Musk didn't take long to roll back the tweet, stating in an Aug. 24, 2018, blog post that the company would stay public after all, but as is often the case with a well-timed 420 reference, much of the damage had already been done.
7. A Rabbit Tried to Kill President Jimmy Carter on 4/20
Well, maybe the rabbit wasn't trying to kill him, but the infamous and amusing “Jimmy Carter killer rabbit incident” — in which then-president Jimmy Carter was nearly attacked by a swimming swamp rabbit while fishing on a lake near his hometown of Plains, Georgia — did take place on April 20, 1979. There's no direct connection to weed here, but it's no wonder that a goofy incident like this would capture the imaginations of stoners by happening to occur on their favorite holiday.
8. A Contestant on 'The Price is Right' Kept Bidding $420
When pulled from the audience to be a contestant on “The Price is Right” in 2012, Evan Goding turned his 15 minutes of fame into an ode to cannabis, bidding $420 for every estimate retail price. He only deviated once, bidding $1,420 in a round when $420 would have actually been the closest bid.

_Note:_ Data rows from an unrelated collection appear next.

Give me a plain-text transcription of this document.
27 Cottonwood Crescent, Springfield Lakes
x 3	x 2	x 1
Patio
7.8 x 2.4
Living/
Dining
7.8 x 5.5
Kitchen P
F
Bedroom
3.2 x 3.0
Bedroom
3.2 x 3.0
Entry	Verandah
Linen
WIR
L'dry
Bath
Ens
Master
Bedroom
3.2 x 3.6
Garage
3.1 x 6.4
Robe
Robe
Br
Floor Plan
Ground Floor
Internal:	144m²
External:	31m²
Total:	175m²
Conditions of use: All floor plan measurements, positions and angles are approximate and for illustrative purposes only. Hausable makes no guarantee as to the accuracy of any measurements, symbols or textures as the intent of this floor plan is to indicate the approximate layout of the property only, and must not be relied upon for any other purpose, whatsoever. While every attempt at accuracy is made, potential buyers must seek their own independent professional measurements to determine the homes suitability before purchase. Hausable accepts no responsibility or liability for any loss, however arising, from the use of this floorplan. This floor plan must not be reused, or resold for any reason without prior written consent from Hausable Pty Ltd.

9. The First Acid Trip was Taken on 4/19 at 4:20
Swiss chemist Albert Hoffman first synthesized LSD in 1938, and took the very first dose on April 19, 1943 at 4:20 p.m.. True to the types of sensations often experienced around 4:20, Hoffman reported “visual distortions, symptoms of paralysis,” and a “desire to laugh” upon his first trip. Too bad he couldn't have held off another day to up the 420 factor in this factoid.
10. Ben & Jerry's is Making 4/20 an Annual Priority
Ben & Jerry's is always there for us when we're high and craving a generous scoop of Half Baked or Cherry Garcia. And for the past few years, the ice cream brand has put out some lit campaigns for 4/20. In 2015, it released the limited-time, stoner's dream ice cream sandwich, the “BRRR-ito,” on 4/20 — following it up with the “CHILL-aco” on 4/20/2017. In 2018, it marked the holiday with a public call for social justice, advocating for the expungement of all marijuana-related convictions. Like a good 420-friendly neighbor, Ben & Jerry's is there.